There is a lot of interest in updating mainframe technology/interfaces across traditional enterprises. As development environments and toolsets have evolved outside the mainframe, there is a struggle to keep up—partially because backward compatibility requirements make wild changes difficult and partly because the very architecture of mainframes is different.
There have been several fragmented efforts over the last few years—some of them quite good—to update how a mainframe is accessed from external source and the ways that developers can code for the mainframe. After all, the number of developers proficient in mainframe toolsets continues to decline while the number of workloads does not, so something has to change.
The Open Mainframe Project’s Zowe attempts to address these issues in ways that are both more widely applicable and more technologically advanced. It takes advantage of Open Source REST systems to front-end hardcore mainframe functionality, so developers who are accustomed to application server development can call things such as Spring Boot-based interfaces and use languages including Node.Js to access their mainframe systems.
This week, OMP announced that Zowe 1.0.0 is production-ready. That means serious experimentation can be started at your organization to see if it addresses some or all of your mainframe modernization needs.
There will likely always be some (at least operational) differences in mainframe systems usage because the software infrastructure is designed a certain way, but increasing modern tool usage makes learning those different parts easier across the board. By implementing a vendor-independent architecture that has guidelines for users and vendors to add functionality from anywhere, Zowe is a powerful and expandable tool for getting the job done.

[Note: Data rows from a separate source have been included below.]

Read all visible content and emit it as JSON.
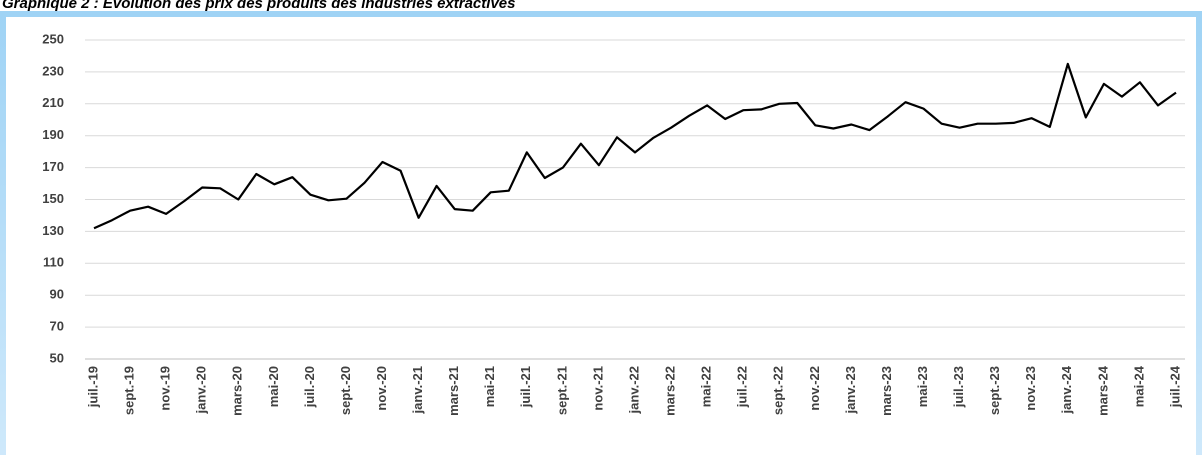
{
  "chart_data": {
    "type": "line",
    "title": "Graphique 2 : Évolution des prix des produits des industries extractives",
    "categories": [
      "juil.-19",
      null,
      "sept.-19",
      null,
      "nov.-19",
      null,
      "janv.-20",
      null,
      "mars-20",
      null,
      "mai-20",
      null,
      "juil.-20",
      null,
      "sept.-20",
      null,
      "nov.-20",
      null,
      "janv.-21",
      null,
      "mars-21",
      null,
      "mai-21",
      null,
      "juil.-21",
      null,
      "sept.-21",
      null,
      "nov.-21",
      null,
      "janv.-22",
      null,
      "mars-22",
      null,
      "mai-22",
      null,
      "juil.-22",
      null,
      "sept.-22",
      null,
      "nov.-22",
      null,
      "janv.-23",
      null,
      "mars-23",
      null,
      "mai-23",
      null,
      "juil.-23",
      null,
      "sept.-23",
      null,
      "nov.-23",
      null,
      "janv.-24",
      null,
      "mars-24",
      null,
      "mai-24",
      null,
      "juil.-24"
    ],
    "values": [
      132,
      137,
      143,
      145.5,
      141,
      149,
      157.5,
      157,
      150,
      166,
      159.5,
      164,
      153,
      149.5,
      150.5,
      160.5,
      173.5,
      168,
      138.5,
      158.5,
      144,
      143,
      154.5,
      155.5,
      179.5,
      163.5,
      170,
      185,
      171.5,
      189,
      179.5,
      188.5,
      195,
      202.5,
      209,
      200.5,
      206,
      206.5,
      210,
      210.5,
      196.5,
      194.5,
      197,
      193.5,
      202,
      211,
      207,
      197.5,
      195,
      197.5,
      197.5,
      198,
      201,
      195.5,
      235,
      201.5,
      222.5,
      214.5,
      223.5,
      209,
      217
    ],
    "color": "#000000",
    "ylim": [
      50,
      250
    ],
    "yticks": [
      50,
      70,
      90,
      110,
      130,
      150,
      170,
      190,
      210,
      230,
      250
    ],
    "grid": true
  }
}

I sound a bit like a fanboy, but for most verticals, this is an issue that will continue to be a pressure point. It’s been more than a decade since companies started bringing back retirees to work on mainframe projects because new developers did not have the skills or interest to complete those projects. As more and more skilled CICS/RPG/PLI/etc. developers and mainframe operations specialists retire, this pressure will increase until it is resolved or unbearable. So I am a fanboy of any company/solution that is addressing this space instead of flocking off to the coolest new DevOps tool du jour. I’ve not yet used Zowe, so can’t directly recommend it, but reading over their documentation, I believe it’s a good idea to use tools we’re familiar with. So I’m rooting for it.
If you test it out, drop a comment and let the rest of us know what you think.
And keep rocking it. Whether in VS-2019 or VT-70, you are making the company engines hum.